Being a Secure Base for Each Other, Becoming Polysecure

When safety is established with our attachment figures and we have an internalized sense that we can turn towards them and lean on them when needed, we are freed up to securely turn away from them and engage in the world, whether with them by our side or on our own.

A secure base provides the platform from which we can move out in the larger world, explore and take risks. This exploration facilitates our sense of personal competence and healthy autonomy. Similar to how children want to show their parents their latest drawings, tricks, accomplishments or discoveries, as adults we need to share the new things we’ve learned, the things we’ve achieved and the things we’re excited about.

Being and having a secure base in our partnerships means supporting each other’s personal growth and exploration, independent activities and other relationships, even when these actions require time apart from each other. Secure base partners will not only support our explorations, but will also offer guidance when solicited and lovingly call us on our shit.

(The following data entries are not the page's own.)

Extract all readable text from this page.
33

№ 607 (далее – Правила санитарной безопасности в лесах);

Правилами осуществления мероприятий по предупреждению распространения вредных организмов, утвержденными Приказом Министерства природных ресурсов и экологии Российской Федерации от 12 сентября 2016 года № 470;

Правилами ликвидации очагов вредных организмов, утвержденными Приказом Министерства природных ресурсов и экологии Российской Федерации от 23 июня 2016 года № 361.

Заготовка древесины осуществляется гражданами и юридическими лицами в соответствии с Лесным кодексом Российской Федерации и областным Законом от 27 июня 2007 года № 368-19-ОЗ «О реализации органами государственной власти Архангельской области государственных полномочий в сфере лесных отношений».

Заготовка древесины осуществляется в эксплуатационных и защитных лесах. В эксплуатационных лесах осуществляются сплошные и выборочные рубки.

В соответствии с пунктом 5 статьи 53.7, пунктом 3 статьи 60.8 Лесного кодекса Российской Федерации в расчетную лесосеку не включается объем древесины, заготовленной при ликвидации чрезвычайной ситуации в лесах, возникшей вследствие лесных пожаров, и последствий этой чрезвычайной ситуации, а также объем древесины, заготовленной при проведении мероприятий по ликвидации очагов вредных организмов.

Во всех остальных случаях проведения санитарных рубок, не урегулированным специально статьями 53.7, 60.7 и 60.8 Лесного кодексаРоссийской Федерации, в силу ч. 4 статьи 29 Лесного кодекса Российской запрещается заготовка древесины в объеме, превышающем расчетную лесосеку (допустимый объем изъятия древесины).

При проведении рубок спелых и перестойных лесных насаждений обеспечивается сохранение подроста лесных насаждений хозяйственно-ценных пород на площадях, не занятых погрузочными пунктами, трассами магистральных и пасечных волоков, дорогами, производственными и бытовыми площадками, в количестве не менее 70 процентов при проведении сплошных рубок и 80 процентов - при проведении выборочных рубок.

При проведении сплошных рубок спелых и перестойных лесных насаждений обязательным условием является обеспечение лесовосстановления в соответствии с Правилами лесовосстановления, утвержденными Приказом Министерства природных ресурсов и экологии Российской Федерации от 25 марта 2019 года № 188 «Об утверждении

They function as a compassionate mirror for our blind spots and all the ways we may be fooling ourselves, whether through self-aggrandizement or self-limitation.
While being a secure base may appear to be easier or more fun than being a safe haven, do not underestimate how intimately personal and deeply vulnerable it can be for a person to share their visions, hopes, curiosities and dreams. It also requires faith to be able to turn away from a partner and then trust that you can safely turn back.

In simple terms, I see being a safe haven as serving the role of accepting and being with me as I am, and a secure base as supporting me to grow beyond who I am.